Затем все переменилось. Причиной послужила смерть лорда Серна и последующая продажа Боллард-роу — живописных трущоб над мощеным проулком, слишком узким для машин. Покупателем стал двадцатипятилетний торговец утилем по имени Фрэнк Миллстоун. Совсем еще молодой, он умел предвидеть будущее, в котором ему отводилась роль предпринимателя-феодала. Под руками его строителей Боллард-роу вскоре превратился в небольшой современный приморский курорт. Потом Фрэнк притащил в гавань на борту своего пятидесятифутового катамарана кучу журналистов, пишущих о яхтенном спорте, чтобы продемонстрировать все прелести райского места для яхтсменов. Журналисты рассматривали их сквозь пары шампанского, выставленного Миллстоуном. В Пултни начался бум переустройства.

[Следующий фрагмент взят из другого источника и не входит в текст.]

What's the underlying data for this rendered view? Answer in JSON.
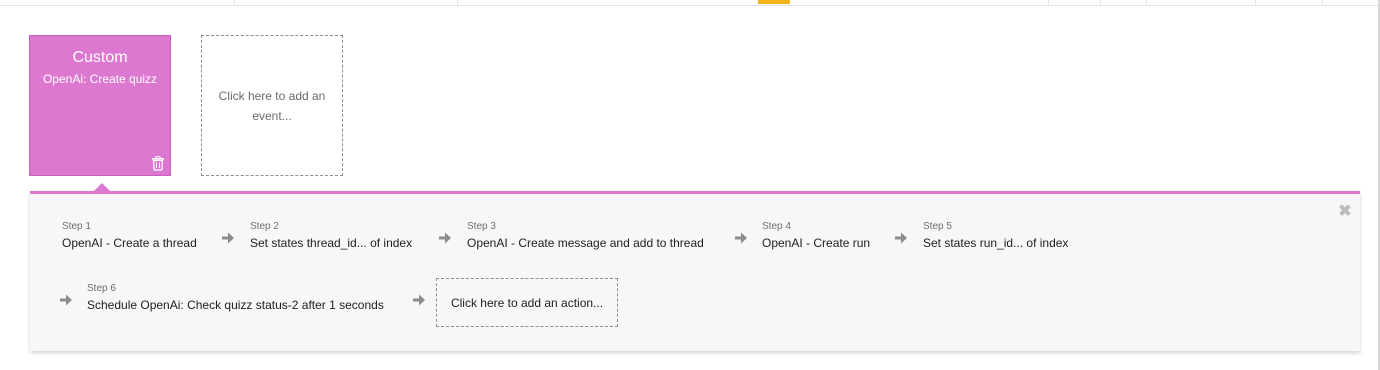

Люди, жившие в течение многих лет на Боллард-роу, продавали свои дома и переезжали в муниципальное жилье за холмом. Новые владельцы обзавелись глянцевитыми яхтами, вытеснив из гавани рыбацкие лодки. Портовые мастерские Спирмена, с давних пор главного работодателя в Пултни, переехали в новое помещение и удвоили число своих служащих.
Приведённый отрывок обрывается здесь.